Saturday 1 June 2013

Not-Quite-Fantastique Concert -- but still quite good

The season-end concert at the Kitchener-Waterloo SO on Friday night -- good but not great, but I still enjoyed the evening.

The opener was a 1977 work by Canadian composer Claude Vivier entitled Palau Dewata.  This was a unique score when Vivier composed it, under the inspiration and influence of music and dance he encountered on an extended visit to Bali.  The score consists simply of notes, but with no specific instrumentation prescribed.  That frees the performers to select whatever instruments seem best to meet the need. 

On Friday we heard the work in an "arrangement" or "realization" for very full orchestra by Scott Good.  I'm not sure whether this can fairly be called Vivier's work.  From descriptions in the program notes, and the comments of Music Director Edwin Outwater, I'm inclined to guess (and it's only a guess) that this is more in the line of Busoni's "arrangement" for piano of Bach's famous Chaconne in D Minor -- rather a detailed elaboration on the original than a faithful transcription. 

In any case, the result was a fascinating kaleidoscope of rhythms, melodies, and interesting harmonic textures.  I stress the rhythmic aspect only because so much modern music falls apart for lack of it, but this piece moved constantly and with purpose throughout its 12-minute span.  How much of that is due to the credit of Vivier, and how much to Good, I can't really say.

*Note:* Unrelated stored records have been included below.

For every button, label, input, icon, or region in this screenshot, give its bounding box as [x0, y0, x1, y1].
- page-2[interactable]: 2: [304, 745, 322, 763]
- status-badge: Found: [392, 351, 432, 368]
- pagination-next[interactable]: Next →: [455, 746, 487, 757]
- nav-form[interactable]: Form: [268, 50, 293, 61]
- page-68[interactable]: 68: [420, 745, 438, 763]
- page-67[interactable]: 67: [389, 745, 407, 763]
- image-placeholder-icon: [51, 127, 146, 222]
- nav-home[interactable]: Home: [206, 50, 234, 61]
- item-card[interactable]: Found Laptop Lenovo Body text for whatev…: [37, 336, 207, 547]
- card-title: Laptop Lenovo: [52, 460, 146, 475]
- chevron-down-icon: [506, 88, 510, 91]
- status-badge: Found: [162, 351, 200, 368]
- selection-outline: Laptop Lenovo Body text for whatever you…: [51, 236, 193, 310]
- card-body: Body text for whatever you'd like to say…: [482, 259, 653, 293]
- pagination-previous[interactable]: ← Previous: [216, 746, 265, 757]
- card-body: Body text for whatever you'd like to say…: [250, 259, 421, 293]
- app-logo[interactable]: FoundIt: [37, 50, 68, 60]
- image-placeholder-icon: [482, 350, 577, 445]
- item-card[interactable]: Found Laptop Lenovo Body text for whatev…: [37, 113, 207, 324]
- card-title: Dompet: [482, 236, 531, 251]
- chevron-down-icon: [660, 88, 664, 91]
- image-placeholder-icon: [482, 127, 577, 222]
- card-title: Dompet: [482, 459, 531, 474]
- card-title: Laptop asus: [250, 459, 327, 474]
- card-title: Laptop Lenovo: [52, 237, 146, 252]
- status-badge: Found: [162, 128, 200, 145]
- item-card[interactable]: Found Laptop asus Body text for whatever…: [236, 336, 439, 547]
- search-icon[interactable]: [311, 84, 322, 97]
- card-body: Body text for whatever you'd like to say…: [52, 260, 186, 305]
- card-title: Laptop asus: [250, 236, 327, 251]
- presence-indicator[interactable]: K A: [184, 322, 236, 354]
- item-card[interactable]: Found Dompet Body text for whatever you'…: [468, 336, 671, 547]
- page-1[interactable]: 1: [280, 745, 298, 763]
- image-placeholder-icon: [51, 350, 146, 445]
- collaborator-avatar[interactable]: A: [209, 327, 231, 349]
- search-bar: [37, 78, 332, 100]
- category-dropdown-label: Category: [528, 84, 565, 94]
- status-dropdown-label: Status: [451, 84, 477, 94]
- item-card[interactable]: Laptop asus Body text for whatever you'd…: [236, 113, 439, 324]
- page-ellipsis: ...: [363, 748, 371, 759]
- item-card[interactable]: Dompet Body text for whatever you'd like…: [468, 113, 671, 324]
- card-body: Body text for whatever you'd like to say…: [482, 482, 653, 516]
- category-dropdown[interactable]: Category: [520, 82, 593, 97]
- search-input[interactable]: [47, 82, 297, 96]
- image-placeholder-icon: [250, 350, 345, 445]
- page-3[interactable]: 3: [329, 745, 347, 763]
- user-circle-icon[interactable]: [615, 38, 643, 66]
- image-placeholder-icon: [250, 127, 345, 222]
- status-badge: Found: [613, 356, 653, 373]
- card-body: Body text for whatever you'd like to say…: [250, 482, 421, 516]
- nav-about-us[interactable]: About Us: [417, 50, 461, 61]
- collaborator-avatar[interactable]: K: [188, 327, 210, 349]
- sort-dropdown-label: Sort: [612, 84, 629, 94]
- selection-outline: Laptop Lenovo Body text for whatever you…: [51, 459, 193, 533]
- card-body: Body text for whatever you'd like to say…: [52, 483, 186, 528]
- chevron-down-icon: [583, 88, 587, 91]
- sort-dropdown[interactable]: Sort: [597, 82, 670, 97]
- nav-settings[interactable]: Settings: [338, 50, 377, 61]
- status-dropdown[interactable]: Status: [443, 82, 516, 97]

The second work was the Piano Concerto # 2 in B-Flat Major, Opus 19 by Beethoven.  To clarify right away: this was actually composed before the concerto we know as # 1, and it shows.  The piano part contains more pointers towards the mature Beethoven, especially in the first movement, but the orchestral part remains for the most part firmly grounded in the classical style perfected by Haydn and Mozart -- and certainly a fine example of that style.

Oddly enough, the opening tutti of the first movement was the weakest moment of the whole concert, as the orchestra had some difficulty settling firmly and clearly on Outwater's choice of tempo (perhaps due to lack of rehearsal time?).  After about 10 bars or so the ensemble finally gelled, and from then on the piece flowed much more smoothly throughout all three movements.  Full credit for the extremely quiet sustained string chords during the piano cadenza in the slow movement -- the sense of rapt attention for the soloist's next utterance was palpable.  Also memorable was the sheer lightness and air of fantasy (appropriately Mozartean) in the central episode of the finale -- orchestra and pianist alike danced through these pages which can easily sound too portentous (after all, this isn't the Emperor Concerto yet!).

Ah, the pianist!  Alexander Seredenko is definitely a man to watch in the future.  This young man's technique is formidable -- not many people can perform Beethoven publicly with such skill while sitting on the piano stool as comfortably as if it were an armchair in a good friend's home.  But more than that, there's a definite potential here for the development of that rarest of phenomena, a first-rate pianist who is also a first-rate musician.  Hard to believe I haven't heard him, or heard of him, before this but I have no doubt we'll be hearing from him again.

The final work was a true warhorse, the Symphonie fantastique by Berlioz.  It's easy to let familiarity dull one's awareness of the complexities of this work, and the numerous traps for the unwary that lie hidden amongst its pages.  Outwater certainly had the measure of the challenge, and in some passages he triumphed.  Others, such as the concluding pages of the Witches' Sabbath got away from him to some extent, and here I think slightly less acceleration to the finish line might have served the music better.  Another difficulty was the deep bells used, which in no way landed on the exact pitches notated in the score -- a rather painful shortcoming.

But there were also notable strengths.  The orchestra held firmly together through all the numerous tempo shifts in the long first movement.  The second movement ball scene lifted and flowed beautifully, the harps clearly heard in their important task of casting a kind of haze of romance over the picture.  The offstage oboe at the beginning of the third movement was a little too present, and there might be a better location in the hall which would allow the sound to come more distantly, as intended.  But the duet of the English horn and oboe was magnificently played nonetheless.  The March to the Scaffold was crisp, clear, and brutal in its force, tubas blaring malignantly.

Take it all in all, this was a good concert -- and certainly enjoyable -- even if there were some aspects that could have been improved.